Dari Kegagalan ke Keberhasilan
Sebelum proyek Patjal, pemerintah kolonial sempat mencoba proyek besar lain, yakni Solovallei-werken (Pekerjaan Lembah Solo) pada akhir 1800-an. Proyek sepanjang 165 kilometer itu dirancang untuk mengairi lembah Sungai Solo. Namun, proyek tersebut gagal total. Setelah empat tahun berjalan, pembangunan dihentikan dengan kerugian lebih dari 11 juta gulden karena Sungai Solo tak memiliki cukup air.
Kegagalan itu menjadi pelajaran penting. Para insinyur Belanda kemudian beralih ke pendekatan baru: menampung air hujan dan aliran musim barat melalui waduk. Patjal pun menjadi simbol keberhasilan cara pandang baru terhadap pengelolaan air di wilayah tandus.
Eksperimen Pertanian dan Pendidikan Petani
Laporan tahun 1937 itu juga menggambarkan semangat baru di kalangan petani Bojonegoro.

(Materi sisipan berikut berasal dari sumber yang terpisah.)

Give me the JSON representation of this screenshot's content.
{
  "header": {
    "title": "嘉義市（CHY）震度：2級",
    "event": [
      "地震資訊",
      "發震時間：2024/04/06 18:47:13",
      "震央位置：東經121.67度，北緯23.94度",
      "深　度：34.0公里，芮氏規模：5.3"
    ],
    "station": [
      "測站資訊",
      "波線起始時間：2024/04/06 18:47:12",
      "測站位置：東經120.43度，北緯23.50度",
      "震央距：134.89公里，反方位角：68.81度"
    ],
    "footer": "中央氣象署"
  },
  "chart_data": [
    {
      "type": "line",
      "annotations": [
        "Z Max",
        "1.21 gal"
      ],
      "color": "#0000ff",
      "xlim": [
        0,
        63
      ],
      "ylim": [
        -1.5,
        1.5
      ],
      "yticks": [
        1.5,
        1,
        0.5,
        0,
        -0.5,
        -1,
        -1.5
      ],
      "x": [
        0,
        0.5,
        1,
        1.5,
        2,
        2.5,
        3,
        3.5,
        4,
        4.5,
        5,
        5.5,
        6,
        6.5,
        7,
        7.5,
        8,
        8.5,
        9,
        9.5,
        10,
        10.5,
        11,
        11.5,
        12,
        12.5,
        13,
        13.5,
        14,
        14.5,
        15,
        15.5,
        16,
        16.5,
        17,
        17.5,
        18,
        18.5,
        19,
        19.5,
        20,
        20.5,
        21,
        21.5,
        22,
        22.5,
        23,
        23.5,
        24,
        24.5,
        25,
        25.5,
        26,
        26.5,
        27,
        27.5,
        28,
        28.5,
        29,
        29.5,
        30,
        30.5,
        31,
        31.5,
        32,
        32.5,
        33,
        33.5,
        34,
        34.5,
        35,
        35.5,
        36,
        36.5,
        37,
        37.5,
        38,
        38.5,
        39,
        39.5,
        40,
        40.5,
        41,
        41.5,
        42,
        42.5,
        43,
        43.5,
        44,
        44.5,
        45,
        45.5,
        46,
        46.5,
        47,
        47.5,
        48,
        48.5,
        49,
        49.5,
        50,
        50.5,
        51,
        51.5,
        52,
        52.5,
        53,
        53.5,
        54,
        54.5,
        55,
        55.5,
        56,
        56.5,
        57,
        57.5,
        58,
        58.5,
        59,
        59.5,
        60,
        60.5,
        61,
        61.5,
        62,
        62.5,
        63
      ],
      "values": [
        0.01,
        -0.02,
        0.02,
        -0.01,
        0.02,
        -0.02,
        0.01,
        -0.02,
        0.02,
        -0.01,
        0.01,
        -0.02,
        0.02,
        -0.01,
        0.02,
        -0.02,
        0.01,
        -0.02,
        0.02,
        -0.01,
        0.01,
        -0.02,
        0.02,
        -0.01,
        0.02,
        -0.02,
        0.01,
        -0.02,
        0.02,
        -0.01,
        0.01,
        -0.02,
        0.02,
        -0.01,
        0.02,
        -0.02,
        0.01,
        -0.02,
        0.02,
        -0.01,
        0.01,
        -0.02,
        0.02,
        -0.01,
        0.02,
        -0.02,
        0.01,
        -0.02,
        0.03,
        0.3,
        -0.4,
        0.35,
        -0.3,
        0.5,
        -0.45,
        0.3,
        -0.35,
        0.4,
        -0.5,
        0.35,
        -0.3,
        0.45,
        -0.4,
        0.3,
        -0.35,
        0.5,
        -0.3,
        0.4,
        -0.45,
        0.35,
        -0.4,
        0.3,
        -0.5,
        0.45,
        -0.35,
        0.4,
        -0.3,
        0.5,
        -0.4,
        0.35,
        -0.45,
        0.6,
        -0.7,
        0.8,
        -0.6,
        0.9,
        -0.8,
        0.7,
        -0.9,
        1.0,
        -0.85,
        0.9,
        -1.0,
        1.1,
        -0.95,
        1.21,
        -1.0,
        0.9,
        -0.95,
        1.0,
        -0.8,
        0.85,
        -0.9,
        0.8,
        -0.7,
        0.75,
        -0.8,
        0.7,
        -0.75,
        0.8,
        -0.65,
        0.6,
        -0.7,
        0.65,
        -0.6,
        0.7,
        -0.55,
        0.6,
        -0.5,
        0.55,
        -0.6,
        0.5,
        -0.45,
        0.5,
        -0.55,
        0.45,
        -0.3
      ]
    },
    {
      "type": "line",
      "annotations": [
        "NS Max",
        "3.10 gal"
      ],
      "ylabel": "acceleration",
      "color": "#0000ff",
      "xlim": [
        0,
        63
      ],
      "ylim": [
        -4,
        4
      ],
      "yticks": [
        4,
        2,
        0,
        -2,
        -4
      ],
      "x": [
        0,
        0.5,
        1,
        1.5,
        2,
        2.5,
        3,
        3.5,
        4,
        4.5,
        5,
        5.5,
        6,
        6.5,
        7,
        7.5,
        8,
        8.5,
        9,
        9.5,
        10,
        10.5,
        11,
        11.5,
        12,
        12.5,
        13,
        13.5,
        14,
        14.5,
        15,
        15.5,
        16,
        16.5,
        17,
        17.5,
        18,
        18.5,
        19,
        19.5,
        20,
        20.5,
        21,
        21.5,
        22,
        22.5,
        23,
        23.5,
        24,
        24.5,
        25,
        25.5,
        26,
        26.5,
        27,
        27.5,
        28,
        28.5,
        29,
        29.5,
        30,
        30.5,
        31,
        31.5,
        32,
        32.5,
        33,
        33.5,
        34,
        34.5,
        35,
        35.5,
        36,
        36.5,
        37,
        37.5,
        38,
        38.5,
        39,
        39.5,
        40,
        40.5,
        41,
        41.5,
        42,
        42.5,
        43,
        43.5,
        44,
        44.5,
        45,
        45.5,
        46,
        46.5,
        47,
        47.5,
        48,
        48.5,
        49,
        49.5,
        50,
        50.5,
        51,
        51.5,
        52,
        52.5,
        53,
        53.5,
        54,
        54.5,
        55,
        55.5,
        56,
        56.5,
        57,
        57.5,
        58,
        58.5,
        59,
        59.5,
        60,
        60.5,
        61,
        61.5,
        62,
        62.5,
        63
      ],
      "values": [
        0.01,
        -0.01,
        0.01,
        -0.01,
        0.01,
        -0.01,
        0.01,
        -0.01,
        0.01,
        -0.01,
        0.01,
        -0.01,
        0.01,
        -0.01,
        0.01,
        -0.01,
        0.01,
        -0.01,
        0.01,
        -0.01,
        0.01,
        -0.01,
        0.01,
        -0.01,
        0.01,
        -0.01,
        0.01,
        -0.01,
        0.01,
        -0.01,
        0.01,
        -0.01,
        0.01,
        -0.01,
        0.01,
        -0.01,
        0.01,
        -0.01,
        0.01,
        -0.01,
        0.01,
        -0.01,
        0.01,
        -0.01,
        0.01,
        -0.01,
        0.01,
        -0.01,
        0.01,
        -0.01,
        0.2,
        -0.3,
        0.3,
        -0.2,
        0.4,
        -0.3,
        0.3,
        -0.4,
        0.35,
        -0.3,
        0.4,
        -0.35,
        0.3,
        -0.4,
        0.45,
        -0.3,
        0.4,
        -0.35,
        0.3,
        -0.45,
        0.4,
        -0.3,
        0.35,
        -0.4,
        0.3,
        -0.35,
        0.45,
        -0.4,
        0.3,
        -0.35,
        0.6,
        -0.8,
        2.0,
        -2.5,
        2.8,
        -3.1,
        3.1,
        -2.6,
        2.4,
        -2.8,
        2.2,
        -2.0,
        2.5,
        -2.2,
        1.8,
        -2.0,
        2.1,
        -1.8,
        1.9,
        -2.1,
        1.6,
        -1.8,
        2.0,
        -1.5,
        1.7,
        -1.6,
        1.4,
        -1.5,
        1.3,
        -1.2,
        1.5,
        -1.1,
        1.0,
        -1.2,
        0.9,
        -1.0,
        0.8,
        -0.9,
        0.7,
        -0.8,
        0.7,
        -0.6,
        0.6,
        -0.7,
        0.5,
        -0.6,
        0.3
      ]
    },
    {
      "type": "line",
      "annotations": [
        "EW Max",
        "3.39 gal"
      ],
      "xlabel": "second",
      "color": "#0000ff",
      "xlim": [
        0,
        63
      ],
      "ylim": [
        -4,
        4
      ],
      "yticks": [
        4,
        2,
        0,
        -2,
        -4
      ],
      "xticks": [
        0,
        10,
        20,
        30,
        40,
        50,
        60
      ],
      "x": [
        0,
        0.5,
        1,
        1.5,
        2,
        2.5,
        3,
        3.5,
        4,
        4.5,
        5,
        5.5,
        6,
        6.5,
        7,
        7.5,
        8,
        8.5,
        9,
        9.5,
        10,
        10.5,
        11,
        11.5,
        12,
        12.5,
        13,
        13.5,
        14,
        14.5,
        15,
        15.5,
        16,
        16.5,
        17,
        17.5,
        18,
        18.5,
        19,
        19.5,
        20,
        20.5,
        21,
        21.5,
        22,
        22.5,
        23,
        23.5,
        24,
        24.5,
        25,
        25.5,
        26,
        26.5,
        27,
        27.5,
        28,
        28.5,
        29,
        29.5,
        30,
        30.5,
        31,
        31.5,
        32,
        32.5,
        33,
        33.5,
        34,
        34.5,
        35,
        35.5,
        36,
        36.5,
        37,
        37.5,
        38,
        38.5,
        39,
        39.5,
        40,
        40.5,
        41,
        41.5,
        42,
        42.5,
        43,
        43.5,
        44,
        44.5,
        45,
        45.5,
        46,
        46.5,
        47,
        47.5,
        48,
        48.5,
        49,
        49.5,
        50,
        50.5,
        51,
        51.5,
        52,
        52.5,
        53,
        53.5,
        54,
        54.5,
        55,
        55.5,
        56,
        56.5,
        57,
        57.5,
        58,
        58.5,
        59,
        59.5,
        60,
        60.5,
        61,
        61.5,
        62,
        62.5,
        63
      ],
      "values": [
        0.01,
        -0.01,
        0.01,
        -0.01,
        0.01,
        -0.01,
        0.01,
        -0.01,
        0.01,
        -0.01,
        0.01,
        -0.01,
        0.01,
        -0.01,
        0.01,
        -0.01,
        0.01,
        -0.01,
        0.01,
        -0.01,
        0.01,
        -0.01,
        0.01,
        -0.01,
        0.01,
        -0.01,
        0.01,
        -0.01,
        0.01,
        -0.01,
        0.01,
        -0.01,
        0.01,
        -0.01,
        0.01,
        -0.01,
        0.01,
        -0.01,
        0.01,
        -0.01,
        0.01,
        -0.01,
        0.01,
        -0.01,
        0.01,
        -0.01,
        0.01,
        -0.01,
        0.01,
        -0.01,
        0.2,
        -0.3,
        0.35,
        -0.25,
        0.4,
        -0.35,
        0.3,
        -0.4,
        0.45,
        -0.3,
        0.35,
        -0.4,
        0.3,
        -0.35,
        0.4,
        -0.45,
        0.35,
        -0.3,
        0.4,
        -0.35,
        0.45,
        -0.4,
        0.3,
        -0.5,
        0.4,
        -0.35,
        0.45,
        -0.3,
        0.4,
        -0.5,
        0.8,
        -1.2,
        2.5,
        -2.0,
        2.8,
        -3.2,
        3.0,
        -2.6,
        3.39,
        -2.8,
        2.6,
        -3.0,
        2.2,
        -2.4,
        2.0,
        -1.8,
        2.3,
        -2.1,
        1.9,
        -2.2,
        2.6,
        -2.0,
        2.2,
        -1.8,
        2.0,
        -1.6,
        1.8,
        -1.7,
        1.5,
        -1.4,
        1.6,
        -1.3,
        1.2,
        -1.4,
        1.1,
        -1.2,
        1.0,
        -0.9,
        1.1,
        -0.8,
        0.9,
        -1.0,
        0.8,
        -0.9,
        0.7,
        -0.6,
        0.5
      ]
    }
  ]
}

Mereka mulai mencoba sistem gogorancah, yaitu menanam padi langsung di antara sisa jagung tanpa pembibitan. Metode ini memungkinkan petani memanen tiga kali dalam setahun: kacang, jagung, lalu padi.
Selain itu, pemerintah kolonial memperkenalkan varietas unggul, pupuk hijau, dan sekolah tani dua tahun bagi anak-anak muda di desa. Program ini terbukti berhasil. Produksi padi meningkat 33 persen, sementara hasil jagung naik hingga 60 persen.
Air dan Kehidupan
Bagi Bojonegoro, air adalah kehidupan. Laporan tahun 1937 itu memperlihatkan bahwa perjuangan mengelola air — yang hingga kini masih menjadi tema besar pembangunan daerah — telah dimulai hampir seabad lalu.
Dari tanah tandus “brandjangan” hingga lahan subur Patjal, Bojonegoro menempuh perjalanan panjang untuk mengubah kekeringan menjadi kemakmuran. Sejarah itu menjadi pengingat bahwa kemajuan tak datang seketika, tetapi dibangun setetes demi setetes — seperti air yang menghidupi sawah dan harapan.